La crise sanitaire liée au Covid a mis en évidence la fragilité de notre industrie pharmaceutique : pénuries de masques, de médicaments, multiplication de mouvements de grève… Alors que le métier de pharmacien glisse vers le statut de métier en tension, notamment à cause des salaires et des décisions prises par les grands laboratoires pharmaceutiques, notre modèle de santé est peu à peu remis en question.
« Si les pénuries de médicaments frappaient le pays déjà quelques années avant la pandémie, celle-ci a eu à la fois un effet révélateur et amplificateur » nous explique un représentant de l’Ordre National des Pharmaciens. Information recoupée par Thibaut Desquemack et Nick Johnson du laboratoire Accord Healthcare France (fabricant d’antibiotiques et de médicaments d’oncologie) : « les médicaments touchés par les pénuries varient, mais les défauts de stocks sont devenus chroniques. La consommation des Français en médicaments a augmenté pendant que l’offre a diminué ». Voici les trois principaux médicaments touchés par ces pénuries : de nombreux antibiotiques (notamment l’amoxicilline) par manque de matières premières pour leur préparation ; l’Ozempic pour traiter les diabètes de type 2 qui a été détourné vers un autre usage, plus lucratif, à savoir les aides à la perte de poids. Et enfin, le générique Doliprane, dont Sanofi, premier industriel pharmaceutique français en recherche et développement, revend sa filière « santé grand public » au groupe CD&R, pour se concentrer sur sa recherche en cancérologie.
La rareté de certaines molécules a des effets secondaires immédiats
Dans Lille intra-muros, on compte plus de 70 pharmacies, soit une pour 2500 habitants. La hausse de la demande face à une offre raréfiée laisse nécessairement des perdants. C’est le cas des plus petites pharmacies, comme la Pharmacie Cormontaigne, qui partent désavantagées face à de plus grandes commandes. Au contraire, la Grande Pharmacie de Lille commande des stocks importants, à des tarifs avantageux. « Ce n’est pas de pharmacies dont on manque, c’est de médecins » ironise Véronique, patronne de la Pharmacie Cormontaigne. La désertification médicale empire la situation, puisque moins de médecins, c’est moins d’ordonnances, et donc moins de ventes en pharmacie.
Les blouses blanches restent au placard
« Il y a un problème de renouvellement dans le métier. Il perd en attractivité auprès des nouvelles générations. Nous avons beaucoup de mal à recruter » nous explique-t-on à la Pharmacie de la Madeleine. « Certains d’entre nous sont de plus en plus concernés par les questions de salaire, le travail le samedi, le télétravail. Moi j’aime mon métier, je n’avais pas pensé à toutes ces questions-là avant de me lancer, il y a quinze ans. Mais j’ai participé aux grèves générales des pharmaciens du 30 mai ». C’est un sentiment partagé par beaucoup de pharmaciens et de préparateurs que nous avons pu interroger. Le principal problème décrié est le fait de passer la majeure partie du temps de travail dans la logistique, l’administratif et le démarchage auprès des labos pour combler les pénuries, au lieu d’être auprès de leurs patients.

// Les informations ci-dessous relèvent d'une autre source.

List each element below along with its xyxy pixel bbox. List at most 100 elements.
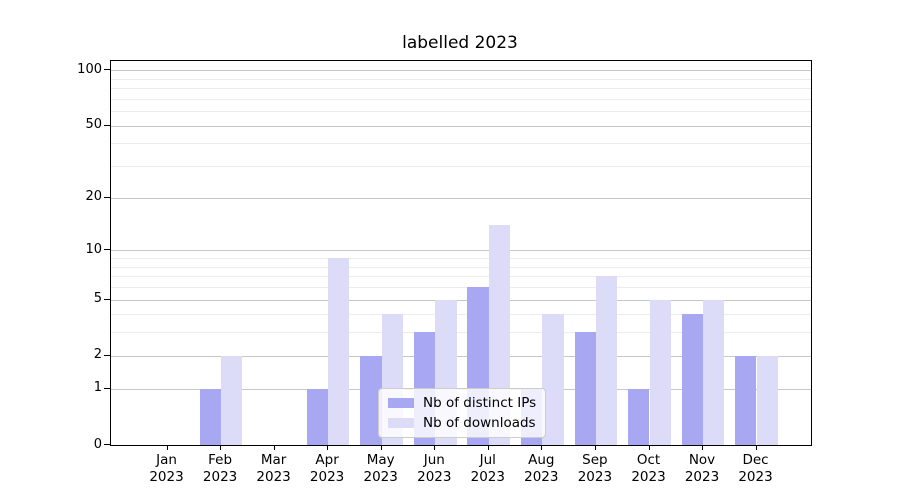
gridline-major-5 <box>111 299 811 301</box>
x-tick-month-mar: Mar <box>260 452 287 468</box>
y-tick-mark-10 <box>104 249 110 251</box>
gridline-minor-9 <box>111 258 811 259</box>
x-tick-label-sep: Sep 2023 <box>563 452 627 485</box>
y-tick-label-100: 100 <box>77 61 102 77</box>
bar-downloads-sep <box>595 276 618 445</box>
bar-distinct-ips-feb <box>199 388 222 445</box>
x-tick-month-apr: Apr <box>315 452 339 468</box>
y-tick-label-5: 5 <box>93 291 102 306</box>
x-tick-label-nov: Nov 2023 <box>670 452 734 485</box>
x-tick-mark-oct <box>648 445 650 450</box>
legend: Nb of distinct IPs Nb of downloads <box>378 388 547 438</box>
x-tick-month-jun: Jun <box>423 452 445 468</box>
bar-downloads-aug <box>542 314 564 445</box>
legend-swatch-distinct-ips <box>388 398 414 408</box>
x-tick-year-jan: 2023 <box>149 468 184 485</box>
y-tick-label-20: 20 <box>85 189 102 205</box>
y-tick-label-0: 0 <box>93 436 102 452</box>
x-tick-month-jul: Jul <box>479 452 496 468</box>
x-tick-mark-nov <box>702 445 703 450</box>
gridline-minor-3 <box>111 332 811 334</box>
y-tick-label-1: 1 <box>93 380 102 396</box>
x-tick-month-jan: Jan <box>156 452 177 468</box>
gridline-minor-90 <box>111 78 811 80</box>
x-tick-mark-aug <box>541 445 543 450</box>
bar-distinct-ips-apr <box>306 388 329 445</box>
x-tick-year-oct: 2023 <box>631 468 666 485</box>
chart-title: labelled 2023 <box>402 33 518 53</box>
x-tick-year-jun: 2023 <box>417 468 452 485</box>
x-tick-mark-apr <box>327 445 329 450</box>
gridline-minor-60 <box>111 111 811 113</box>
x-tick-month-sep: Sep <box>582 452 608 468</box>
bar-distinct-ips-sep <box>574 332 596 445</box>
x-tick-month-may: May <box>366 452 395 468</box>
x-tick-label-dec: Dec 2023 <box>724 452 788 485</box>
x-tick-month-feb: Feb <box>208 452 233 468</box>
legend-label-downloads: Nb of downloads <box>423 415 536 431</box>
x-tick-mark-jul <box>487 445 489 450</box>
legend-swatch-downloads <box>388 418 414 428</box>
x-tick-mark-dec <box>755 445 757 450</box>
gridline-major-50 <box>111 125 811 127</box>
gridline-major-20 <box>111 197 811 199</box>
x-tick-year-mar: 2023 <box>256 468 291 485</box>
legend-item-downloads: Nb of downloads <box>388 415 536 431</box>
y-tick-mark-1 <box>104 387 110 389</box>
bar-distinct-ips-dec <box>735 355 757 445</box>
x-tick-mark-feb <box>220 445 222 450</box>
y-tick-mark-0 <box>104 444 110 445</box>
y-tick-mark-20 <box>104 196 110 198</box>
x-tick-label-aug: Aug 2023 <box>509 452 573 485</box>
gridline-minor-7 <box>111 276 811 278</box>
x-tick-label-feb: Feb 2023 <box>188 452 252 485</box>
y-tick-label-50: 50 <box>85 117 102 133</box>
bar-distinct-ips-may <box>360 355 382 445</box>
x-tick-mark-mar <box>273 445 275 450</box>
x-tick-month-aug: Aug <box>528 452 555 468</box>
x-tick-label-may: May 2023 <box>349 452 413 485</box>
bar-downloads-feb <box>221 355 243 445</box>
bar-downloads-dec <box>756 355 778 445</box>
y-tick-mark-100 <box>104 69 110 71</box>
bar-distinct-ips-nov <box>681 314 703 445</box>
y-tick-label-10: 10 <box>85 241 102 257</box>
gridline-minor-4 <box>111 314 811 316</box>
gridline-minor-80 <box>111 88 811 90</box>
bar-downloads-apr <box>328 258 350 445</box>
y-tick-label-2: 2 <box>93 347 102 363</box>
x-tick-mark-may <box>380 445 382 450</box>
x-tick-month-dec: Dec <box>742 452 769 468</box>
x-tick-label-mar: Mar 2023 <box>242 452 306 485</box>
bar-downloads-oct <box>649 299 671 445</box>
gridline-minor-8 <box>111 266 811 268</box>
bar-downloads-nov <box>703 299 725 445</box>
bar-distinct-ips-oct <box>628 388 650 445</box>
x-tick-label-oct: Oct 2023 <box>617 452 681 485</box>
x-tick-label-jun: Jun 2023 <box>402 452 466 485</box>
gridline-minor-30 <box>111 166 811 168</box>
plot-area <box>110 60 812 446</box>
x-tick-year-sep: 2023 <box>577 468 613 485</box>
gridline-minor-6 <box>111 287 811 288</box>
gridline-major-2 <box>111 355 811 357</box>
x-tick-year-dec: 2023 <box>738 468 773 485</box>
y-tick-mark-5 <box>104 298 110 300</box>
x-tick-year-nov: 2023 <box>684 468 720 485</box>
legend-label-distinct-ips: Nb of distinct IPs <box>423 395 537 411</box>
x-tick-label-jan: Jan 2023 <box>135 452 199 485</box>
x-tick-label-jul: Jul 2023 <box>456 452 520 485</box>
gridline-minor-40 <box>111 143 811 145</box>
y-tick-mark-2 <box>104 354 110 356</box>
x-tick-mark-sep <box>594 445 596 450</box>
x-tick-year-apr: 2023 <box>309 468 345 485</box>
x-tick-year-feb: 2023 <box>202 468 238 485</box>
y-tick-mark-50 <box>104 124 110 126</box>
gridline-minor-70 <box>111 98 811 100</box>
gridline-major-10 <box>111 250 811 252</box>
x-tick-month-oct: Oct <box>636 452 661 468</box>
x-tick-mark-jan <box>166 445 168 450</box>
x-tick-year-may: 2023 <box>363 468 398 485</box>
x-tick-year-aug: 2023 <box>524 468 559 485</box>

Jeudi 30 mai, 90 à 100% des pharmacies en France, y compris à Lille, étaient en grève. Les syndicats de pharmaciens tels que l’USPO et la FSPF avaient appelé à se mobiliser. Historique, cette grève est la deuxième dans l’histoire de la profession en France. Face à l’inflation et la menace qui pèsent sur le métier, des hausses de salaire ont été réclamées. Aboutissement des négociations jusqu’à aujourd’hui : une hausse des salaires de 1,2%. Une proposition rejetée par les syndicats, jugée insuffisante.